Yargıtay Kararı 7. Ceza Dairesi 2022/12160 E. 2023/5275 K. 29.05.2023 T.

YARGITAY KARARI
DAİRE : 7. Ceza Dairesi
ESAS NO : 2022/12160
KARAR NO : 2023/5275
KARAR TARİHİ : 29.05.2023

B O Z M A Ü Z E R İ N E

İNCELENEN KARARIN
MAHKEMESİ :Asliye Ceza Mahkemesi
SUÇ : 5607 sayılı Kaçakçılıkla Mücadele Kanunu’na muhalefet
HÜKÜM : Mahkûmiyet, müsadere
TEBLİĞNAME GÖRÜŞÜ : Bozma

Sanık hakkında bozma üzerine kurulan hükmün; karar tarihi itibarıyla 6723 sayılı Kanun’un 33 üncü maddesiyle değişik 5320 sayılı Kanun’un 8 inci maddesi gereği yürürlükte bulunan 1412 sayılı Ceza Muhakemeleri Usulü Kanunu’nun (1412 sayılı Kanun) 305 inci maddesi gereği temyiz edilebilir olduğu, karar tarihinde yürürlükte bulunan 5271 sayılı Ceza Muhakemesi Kanunu’nun (5271 sayılı Kanun) 260 ıncı maddesinin birinci fıkrası gereği temyiz edenin hükmü temyize hak ve yetkisinin bulunduğu, 1412 sayılı Kanun’un 310 uncu maddesi gereği temyiz isteğinin süresinde olduğu, aynı Kanun’un 317 nci maddesi gereği temyiz isteğinin reddini gerektirir bir durumun bulunmadığı yapılan ön inceleme neticesinde tespit edilmekle, gereği düşünüldü:

I. HUKUKÎ SÜREÇ
1.Adana 18. Asliye Ceza Mahkemesinin 25.02.2014 tarihli ve 2014/93 Esas, 2014/321 Karar sayılı kararı ile sanık hakkında 5607 sayılı Kaçakçılıkla Mücadele Kanunu’nun (5607 sayılı Kanun) 3 üncü maddesinin beşinci fıkrası ile 5237 sayılı Türk Ceza Kanunu’nun (5237 sayılı Kanun) 62 nci maddesi, aynı Kanun’un 50 nci maddesinin birinci fıkrasının (a) bendi, 52 nci maddesinin ikinci fıkrası ve 5607 sayılı Kanun’un 13 üncü maddesinin birinci fıkrası yollamasıyla 5237 sayılı Kanun’un 54 üncü
maddesinin dördüncü fıkrası uyarınca hapis cezasından çevrilen 3.000,00 TL ve 4 gün karşılığı 80,00 TL adlî para cezası ile cezalandırılmasına, kaçak eşyanın müsaderesine karar verilmiştir.

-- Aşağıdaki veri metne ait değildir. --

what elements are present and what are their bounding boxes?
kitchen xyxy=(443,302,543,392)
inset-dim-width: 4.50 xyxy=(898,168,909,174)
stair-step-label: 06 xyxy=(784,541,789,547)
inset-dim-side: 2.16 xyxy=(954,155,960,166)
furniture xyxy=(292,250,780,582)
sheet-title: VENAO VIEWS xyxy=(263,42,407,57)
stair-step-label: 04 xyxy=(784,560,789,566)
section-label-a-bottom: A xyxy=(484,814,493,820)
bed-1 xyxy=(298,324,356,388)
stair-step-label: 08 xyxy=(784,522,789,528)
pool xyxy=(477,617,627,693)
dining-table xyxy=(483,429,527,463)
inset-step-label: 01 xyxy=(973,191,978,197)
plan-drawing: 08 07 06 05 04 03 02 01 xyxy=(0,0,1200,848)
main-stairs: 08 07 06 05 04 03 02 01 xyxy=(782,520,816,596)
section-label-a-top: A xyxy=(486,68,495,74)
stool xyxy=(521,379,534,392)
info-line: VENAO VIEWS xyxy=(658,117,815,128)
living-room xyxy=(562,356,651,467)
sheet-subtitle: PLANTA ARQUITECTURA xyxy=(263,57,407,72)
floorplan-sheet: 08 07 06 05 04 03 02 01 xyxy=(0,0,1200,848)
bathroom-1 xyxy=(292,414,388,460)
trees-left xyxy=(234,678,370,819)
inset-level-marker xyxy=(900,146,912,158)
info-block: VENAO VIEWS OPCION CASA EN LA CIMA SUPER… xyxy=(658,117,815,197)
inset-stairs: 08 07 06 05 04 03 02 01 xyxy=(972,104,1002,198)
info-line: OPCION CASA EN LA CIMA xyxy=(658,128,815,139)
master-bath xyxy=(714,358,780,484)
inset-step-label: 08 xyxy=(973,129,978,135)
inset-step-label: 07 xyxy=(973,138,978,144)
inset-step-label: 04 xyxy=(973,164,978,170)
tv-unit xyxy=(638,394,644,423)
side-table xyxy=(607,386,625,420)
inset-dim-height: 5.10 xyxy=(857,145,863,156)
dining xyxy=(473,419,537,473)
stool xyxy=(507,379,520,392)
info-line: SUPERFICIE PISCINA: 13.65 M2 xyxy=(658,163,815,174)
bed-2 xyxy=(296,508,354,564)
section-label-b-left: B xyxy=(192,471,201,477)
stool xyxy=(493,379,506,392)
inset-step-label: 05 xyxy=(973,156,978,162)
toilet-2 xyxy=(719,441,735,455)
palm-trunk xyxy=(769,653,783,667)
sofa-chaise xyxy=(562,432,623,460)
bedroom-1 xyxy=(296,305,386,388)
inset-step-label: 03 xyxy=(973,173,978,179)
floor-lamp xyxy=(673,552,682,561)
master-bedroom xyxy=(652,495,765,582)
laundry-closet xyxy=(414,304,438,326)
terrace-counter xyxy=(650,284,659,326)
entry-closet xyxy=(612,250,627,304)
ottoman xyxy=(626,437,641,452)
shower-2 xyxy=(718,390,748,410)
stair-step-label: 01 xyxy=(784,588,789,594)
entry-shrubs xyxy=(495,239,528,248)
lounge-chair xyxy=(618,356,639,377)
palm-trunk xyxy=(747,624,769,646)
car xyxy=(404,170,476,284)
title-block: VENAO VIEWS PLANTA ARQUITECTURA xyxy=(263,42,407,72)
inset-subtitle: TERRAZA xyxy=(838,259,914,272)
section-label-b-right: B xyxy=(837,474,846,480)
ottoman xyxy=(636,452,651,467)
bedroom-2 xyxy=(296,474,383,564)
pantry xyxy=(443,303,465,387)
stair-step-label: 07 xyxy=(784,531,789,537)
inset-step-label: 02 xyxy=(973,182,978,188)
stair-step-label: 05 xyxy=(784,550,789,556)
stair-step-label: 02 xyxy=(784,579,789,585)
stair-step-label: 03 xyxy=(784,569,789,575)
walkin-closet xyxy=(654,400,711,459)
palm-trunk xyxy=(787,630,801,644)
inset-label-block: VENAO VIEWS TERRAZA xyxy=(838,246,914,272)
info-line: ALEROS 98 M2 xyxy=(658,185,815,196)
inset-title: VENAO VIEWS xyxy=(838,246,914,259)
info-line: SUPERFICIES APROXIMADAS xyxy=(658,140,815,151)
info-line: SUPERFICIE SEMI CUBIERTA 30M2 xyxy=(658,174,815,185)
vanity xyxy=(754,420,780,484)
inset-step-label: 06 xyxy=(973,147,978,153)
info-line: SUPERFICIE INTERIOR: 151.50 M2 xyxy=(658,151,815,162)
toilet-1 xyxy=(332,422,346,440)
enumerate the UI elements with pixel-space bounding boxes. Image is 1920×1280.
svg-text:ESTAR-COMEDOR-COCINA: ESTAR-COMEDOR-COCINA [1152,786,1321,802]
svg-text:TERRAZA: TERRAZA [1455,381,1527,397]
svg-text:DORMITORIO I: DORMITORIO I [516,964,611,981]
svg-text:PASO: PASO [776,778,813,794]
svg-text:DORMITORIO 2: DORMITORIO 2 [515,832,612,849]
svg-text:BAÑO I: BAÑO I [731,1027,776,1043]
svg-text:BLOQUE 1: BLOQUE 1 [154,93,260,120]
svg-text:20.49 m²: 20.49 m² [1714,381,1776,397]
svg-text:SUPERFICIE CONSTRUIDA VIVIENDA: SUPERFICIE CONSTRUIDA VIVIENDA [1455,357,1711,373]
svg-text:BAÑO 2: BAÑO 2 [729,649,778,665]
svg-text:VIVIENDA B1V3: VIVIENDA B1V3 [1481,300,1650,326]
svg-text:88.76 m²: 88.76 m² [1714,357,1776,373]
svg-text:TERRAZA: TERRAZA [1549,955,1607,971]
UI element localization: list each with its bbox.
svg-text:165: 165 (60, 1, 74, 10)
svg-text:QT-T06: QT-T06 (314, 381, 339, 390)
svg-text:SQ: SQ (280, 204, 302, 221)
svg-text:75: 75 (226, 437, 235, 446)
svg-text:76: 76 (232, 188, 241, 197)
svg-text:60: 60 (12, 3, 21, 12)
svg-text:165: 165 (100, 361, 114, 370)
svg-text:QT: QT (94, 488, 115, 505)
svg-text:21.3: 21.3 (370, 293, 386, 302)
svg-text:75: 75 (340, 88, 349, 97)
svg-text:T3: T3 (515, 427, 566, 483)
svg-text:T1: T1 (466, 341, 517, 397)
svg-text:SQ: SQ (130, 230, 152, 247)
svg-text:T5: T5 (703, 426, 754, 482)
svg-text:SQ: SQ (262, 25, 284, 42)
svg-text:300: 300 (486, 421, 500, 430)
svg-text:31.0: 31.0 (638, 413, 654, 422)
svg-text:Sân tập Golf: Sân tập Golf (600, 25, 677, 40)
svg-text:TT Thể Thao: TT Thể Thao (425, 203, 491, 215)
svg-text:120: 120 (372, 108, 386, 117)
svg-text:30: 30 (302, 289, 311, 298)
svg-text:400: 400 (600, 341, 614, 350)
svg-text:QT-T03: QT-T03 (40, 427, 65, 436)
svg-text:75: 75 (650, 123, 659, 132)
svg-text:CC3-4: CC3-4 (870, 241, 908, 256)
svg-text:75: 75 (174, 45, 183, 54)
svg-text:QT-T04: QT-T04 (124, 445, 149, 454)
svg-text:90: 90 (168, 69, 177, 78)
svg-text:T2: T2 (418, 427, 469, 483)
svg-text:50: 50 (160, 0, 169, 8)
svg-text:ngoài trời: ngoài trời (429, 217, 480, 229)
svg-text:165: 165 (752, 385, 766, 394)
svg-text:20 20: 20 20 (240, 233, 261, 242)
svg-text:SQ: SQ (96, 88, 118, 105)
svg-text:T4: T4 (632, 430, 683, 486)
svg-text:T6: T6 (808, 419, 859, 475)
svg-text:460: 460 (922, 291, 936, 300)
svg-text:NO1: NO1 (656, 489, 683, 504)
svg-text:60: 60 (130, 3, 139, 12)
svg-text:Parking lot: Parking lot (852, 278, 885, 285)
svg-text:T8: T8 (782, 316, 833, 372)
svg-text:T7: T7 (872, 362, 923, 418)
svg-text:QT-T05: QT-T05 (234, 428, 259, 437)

2.Anılan kararın sanık tarafından temyizi üzerine Yargıtay 7. Ceza Dairesinin 12.05.2020 tarihli ve 2016/3603 Esas, 2020/4152 Karar sayılı ilâmıyla;
“..Hükümden sonra 15.04.2020 tarihli Resmi Gazete’de yayımlanarak yürürlüğe giren 7242 sayılı Kanunun 61. maddesi ile 5607 sayılı Yasanın 3/22. maddesine eklenen “Eşyanın değerinin hafif olması halinde verilecek cezalar yarısına kadar, pek hafif olması halinde ise üçte birine kadar indirilir.” şeklindeki düzenlemenin sanık lehine hükümler içermesi, yine aynı Yasanın 62. maddesi ile değiştirilen 5607 sayılı Yasanın 5/2. maddesine eklenen fıkra uyarınca kovuşturma aşamasında etkin pişmanlık uygulamasının olanaklı hale geldiği anlaşılmakla, 5237 sayılı TCK’nun 7. maddesi ve 7242 sayılı Yasanın 63. maddesi ile 5607 sayılı Yasa’ya eklenen geçici 12. maddenin 2. fıkrası gözetilerek ilgili hükümlerin yasal koşullarının oluşup oluşmadığının saptanması ve sonucuna göre uygulama yapma görevinin de yerel mahkemeye ait bulunması zorunluluğu,
Kabule göre ise;
Dairemizce de kabul gören Yargıtay Ceza Genel Kurulu’nun 08.04.2014 tarih ve 2013/7-591 Esas, 2014/171 Karar sayılı kararında ayrıntıları belirtildiği gibi; suçun işleniş biçimi, suçun işlenmesindeki özellikler, fiillerin işleniş yer ve zamanı, fiiller arasında geçen süre, korunan değer ve yarar, hareketin yöneldiği maddi konunun niteliği, olayların oluş ve gelişimi ile dış dünyaya yansıyan diğer tüm özellikler birlikte değerlendirilip, sanığın eylemlerini bir suç işleme kararının icrası kapsamında gerçekleştirip gerçekleştirmediği ve hakkında TCK’nun 43. maddesinin uygulanıp uygulanmayacağı hususlarının tartışılarak belirlenmesi bakımından;
Temyiz incelenmesine konu bu dosyaya ilişkin suç tarihinin 11.12.2013, iddianame düzenleme tarihinin 10.01.2014 olduğu,
Yapılan UYAP sorgulamasında Dairemizin 2016/16127 Esas sırasında kayıtlı olan Adana 18. Asliye Ceza Mahkemesi’nin 2014/179 Esas, 2014/983 Karar sayılı dosyada suç tarihinin 08.10.2013, iddianame düzenleme tarihinin ise 22/01/2014 olduğu,
Bu dosyalardaki eylemlerin benzer suç vasfına yönelik olduğu gözetilerek suç tarihine ve işlenen suçun niteliğine göre adı geçen sanığın eylemlerinin TCK’nun 43.maddesi kapsamında zincirleme biçimde kaçakçılık suçunu oluşturup oluşturmadığının takdir ve değerlendirilmesi bakımından anılan dosyaların incelenmesi, gerektiğinde birleştirilmesi ve sonucuna göre sanığın hukuki durumunun değerlendirilmesi gerekirken yazılı şekilde hüküm tesisi,..” nedenleriyle bozulmasına karar verilmiştir.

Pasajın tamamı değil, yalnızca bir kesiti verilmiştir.